Do tej pory urząd marszałkowski obstawał przy swoim, tłumacząc, że realizuje projekt na skale kraju. Wreszcie jednak poszedł po rozum do głowy, a pierwszy zrobił to wicemarszałek Jerzy Michalak, który będzie wnioskował o odstąpienie od projektu. - Od jakiegoś czasu projekt e-Dolny Śląsk oceniany jest przez urząd marszałkowski krytycznie. Rozważamy więc różne warianty rozwiązania problemu, począwszy od próby uruchomienia portalu, a skończywszy na odstąpieniu od umowy, biorąc jednak pod uwagę konsekwencje prawne, formalne, finansowe oraz te związane z wykorzystaniem środków unijnych- mówi Jarosław Perduta, rzecznik urzędu.
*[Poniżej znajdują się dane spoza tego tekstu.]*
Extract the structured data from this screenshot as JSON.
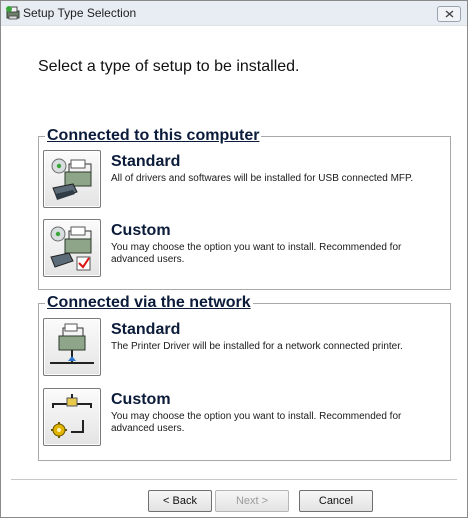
{
  "window": {
    "title": "Setup Type Selection",
    "close_icon": "close-icon"
  },
  "heading": "Select a type of setup to be installed.",
  "groups": [
    {
      "label": "Connected to this computer",
      "options": [
        {
          "title": "Standard",
          "description": "All of drivers and softwares will be installed for USB connected MFP.",
          "icon": "usb-standard-setup-icon"
        },
        {
          "title": "Custom",
          "description": "You may choose the option you want to install. Recommended for advanced users.",
          "icon": "usb-custom-setup-icon"
        }
      ]
    },
    {
      "label": "Connected via the network",
      "options": [
        {
          "title": "Standard",
          "description": "The Printer Driver will be installed for a network connected printer.",
          "icon": "network-standard-setup-icon"
        },
        {
          "title": "Custom",
          "description": "You may choose the option you want to install. Recommended for advanced users.",
          "icon": "network-custom-setup-icon"
        }
      ]
    }
  ],
  "buttons": {
    "back": "< Back",
    "next": "Next >",
    "cancel": "Cancel"
  }
}
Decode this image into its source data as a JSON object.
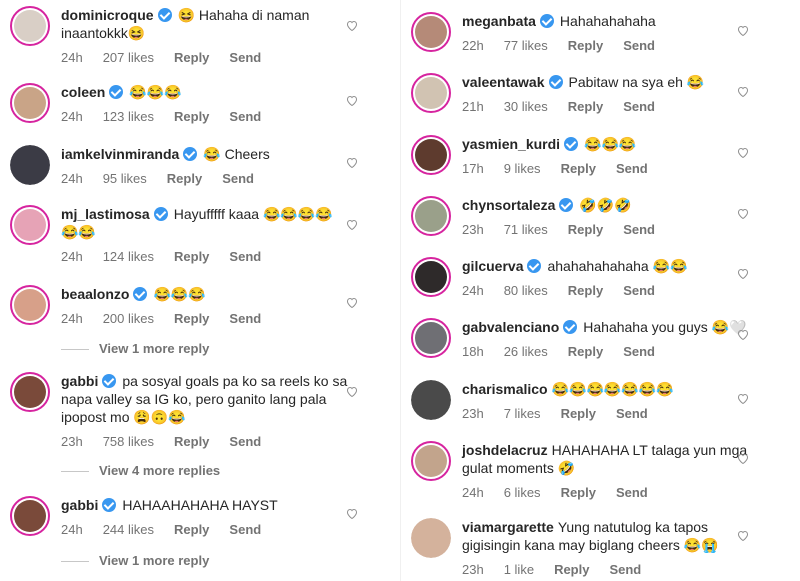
{
  "left": {
    "comments": [
      {
        "username": "dominicroque",
        "text": "😆 Hahaha di naman inaantokkk😆",
        "time": "24h",
        "likes": "207 likes",
        "reply": "Reply",
        "send": "Send",
        "avatar_color": "#d9cfc6"
      },
      {
        "username": "coleen",
        "text": "😂😂😂",
        "time": "24h",
        "likes": "123 likes",
        "reply": "Reply",
        "send": "Send",
        "avatar_color": "#c9a487"
      },
      {
        "username": "iamkelvinmiranda",
        "text": "😂 Cheers",
        "time": "24h",
        "likes": "95 likes",
        "reply": "Reply",
        "send": "Send",
        "avatar_color": "#3b3b45"
      },
      {
        "username": "mj_lastimosa",
        "text": "Hayufffff kaaa 😂😂😂😂 😂😂",
        "time": "24h",
        "likes": "124 likes",
        "reply": "Reply",
        "send": "Send",
        "avatar_color": "#e6a3b6"
      },
      {
        "username": "beaalonzo",
        "text": "😂😂😂",
        "time": "24h",
        "likes": "200 likes",
        "reply": "Reply",
        "send": "Send",
        "avatar_color": "#d7a089"
      },
      {
        "username": "gabbi",
        "text": "pa sosyal goals pa ko sa reels ko sa napa valley sa IG ko, pero ganito lang pala ipopost mo 😩🙃😂",
        "time": "23h",
        "likes": "758 likes",
        "reply": "Reply",
        "send": "Send",
        "avatar_color": "#7a4a3a"
      },
      {
        "username": "gabbi",
        "text": "HAHAAHAHAHA HAYST",
        "time": "24h",
        "likes": "244 likes",
        "reply": "Reply",
        "send": "Send",
        "avatar_color": "#7a4a3a"
      }
    ],
    "view_more": [
      "View 1 more reply",
      "View 4 more replies",
      "View 1 more reply"
    ]
  },
  "right": {
    "comments": [
      {
        "username": "meganbata",
        "text": "Hahahahahaha",
        "time": "22h",
        "likes": "77 likes",
        "reply": "Reply",
        "send": "Send",
        "avatar_color": "#b58a78"
      },
      {
        "username": "valeentawak",
        "text": "Pabitaw na sya eh 😂",
        "time": "21h",
        "likes": "30 likes",
        "reply": "Reply",
        "send": "Send",
        "avatar_color": "#d1c3b2"
      },
      {
        "username": "yasmien_kurdi",
        "text": "😂😂😂",
        "time": "17h",
        "likes": "9 likes",
        "reply": "Reply",
        "send": "Send",
        "avatar_color": "#5e3b2e"
      },
      {
        "username": "chynsortaleza",
        "text": "🤣🤣🤣",
        "time": "23h",
        "likes": "71 likes",
        "reply": "Reply",
        "send": "Send",
        "avatar_color": "#9aa08a"
      },
      {
        "username": "gilcuerva",
        "text": "ahahahahahaha 😂😂",
        "time": "24h",
        "likes": "80 likes",
        "reply": "Reply",
        "send": "Send",
        "avatar_color": "#2e2a2a"
      },
      {
        "username": "gabvalenciano",
        "text": "Hahahaha you guys 😂🤍",
        "time": "18h",
        "likes": "26 likes",
        "reply": "Reply",
        "send": "Send",
        "avatar_color": "#6f6f74"
      },
      {
        "username": "charismalico",
        "text": "😂😂😂😂😂😂😂",
        "time": "23h",
        "likes": "7 likes",
        "reply": "Reply",
        "send": "Send",
        "avatar_color": "#4a4a4a"
      },
      {
        "username": "joshdelacruz",
        "text": "HAHAHAHA LT talaga yun mga gulat moments 🤣",
        "time": "24h",
        "likes": "6 likes",
        "reply": "Reply",
        "send": "Send",
        "avatar_color": "#c2a48c"
      },
      {
        "username": "viamargarette",
        "text": "Yung natutulog ka tapos gigisingin kana may biglang cheers 😂😭",
        "time": "23h",
        "likes": "1 like",
        "reply": "Reply",
        "send": "Send",
        "avatar_color": "#d4b29c"
      }
    ]
  },
  "icons": {
    "heart": "heart-outline-icon",
    "verified": "verified-badge-icon"
  },
  "colors": {
    "verified": "#3897f0",
    "story_ring": "#d6249f",
    "meta": "#737373"
  }
}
Choć platforma powinna ruszyć 20 lutego, to nic na to nie wskazuje. - Na dziś nie ma na to realnych szans. Nie przedstawiono nam rzeczy odbioru, co oznacza, że tego nie odbierzemy i nie będzie to funkcjonowało. Co za tym idzie rekomendacja pana Michalaka jest wiążąca, lecz decyzję podejmie zarząd - kontynuuje. Wobec tego urząd marszałkowski prawdopodobnie będzie chciał polubownie rozwiązać sprawę z firmą Qumak, która jest odpowiedzialna za realizacja projektu. - Jeżeli do tego dojdzie chcielibyśmy uratować przynajmniej część tego projektu, np. serwerownię - wyjaśnia Perduta. Decyzja ma zapaść w środę, 18 lutego podczas posiedzenia urzędu marszałkowskiego.
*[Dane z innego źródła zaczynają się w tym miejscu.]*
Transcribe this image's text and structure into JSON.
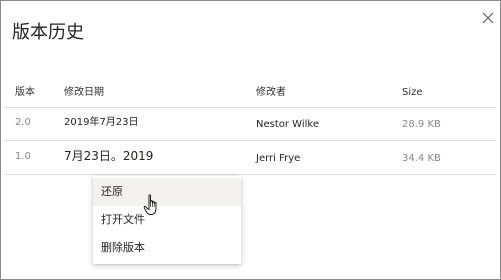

Urząd marszałkowski ma również alternatywny, jak spożytkować fundusze. - Prostszym rozwiązaniem jest przekazanie pieniędzy naszym jednostkom samorządu terytorialnego, które realizują podobne projekty. Innym, dużo trudniejszym wyjściem jest wykorzystanie środków na rozwój kolei. Jest ona jednym z priorytetów Unii Europejskiej, lecz o finalnym rozstrzygnięciu będziemy mogli mówić za minimum dwa miesiące - kończy rzecznik.
Maciej Pawłowski
Nici z platformy e-Dolny Śląsk? Urząd marszałkowski stracił cierpliwość
2015-02-13 17:54:38
Maciej Pawłowski
Podobno wiara góry przenosi, ale nie tym razem. Urząd marszałkowski nie ma już złudzeń, że kontrowersyjny projekt e-Dolny Śląsk dojdzie do skutku.
2015-02-13 18:41:17
gość: ~kolek
Kolejny Miś na miarę naszych możliwości. Ludzie potrzebują uwolnienia od skomplikowanej biurokracji, kolesiostwa, prokuratorów którzy umarzają przestępstwa policji, uwolnienia od podatków i obciążeń kosztów pracy, a nie stronek za xx milionów złotych, na której nie jeden pasożyt się wzbogacił.
2015-02-13 20:39:15
gość: ~Polak duży
Skoro już piszecie na regionalnym portalu o czymś co wychodzi poza powiat czy to ząbkowicki, kłodzki, czy innym, to może wspomnicie o ostatnim uwalonym projekcie ustawy zwiększającej kwotę wolną od podatku PIT, zwiększającą ilość pieniędzy jakie zostają w rękach pracującego Polaka, oraz o tym jak głosowała lokalna posłanka celebrytka Monika Wielichowska, a dla przypomnienie napiszę że głosowała ZA ODRZUCENIEM tej ustawy, czyli za tym aby Polakom zostawało mniej pieniędzy w kieszeni, a żeby jej kolesie z PO mieli za co jeść ośmiorniczki.
2015-02-15 11:25:43
gość: ~Ja
ostatnio dodany post
Zgadzam się, myślę, że czas najwyższy przyjrzeć się pracy naszych lokalnych posłów, którzy z ramienia jednej słusznej partii trzymając media w garści i ogłupiając społeczeństwo pod osłoną nocy przepychają ustawy na nie korzyść obywateli a w mediach rozpętuje się wojenki, które mają za zadanie przesunąć reakcję opinii publicznej na inne tory, zasłaniając faktyczne zbrodnie wykonywanie na naszym narodzie !!. Litości obudźcie się i w lokalnych mediach również zróbcie trochę dobrego odsłaniając zamiary tych marionetek z naszego terenu, partyjnych sługasów.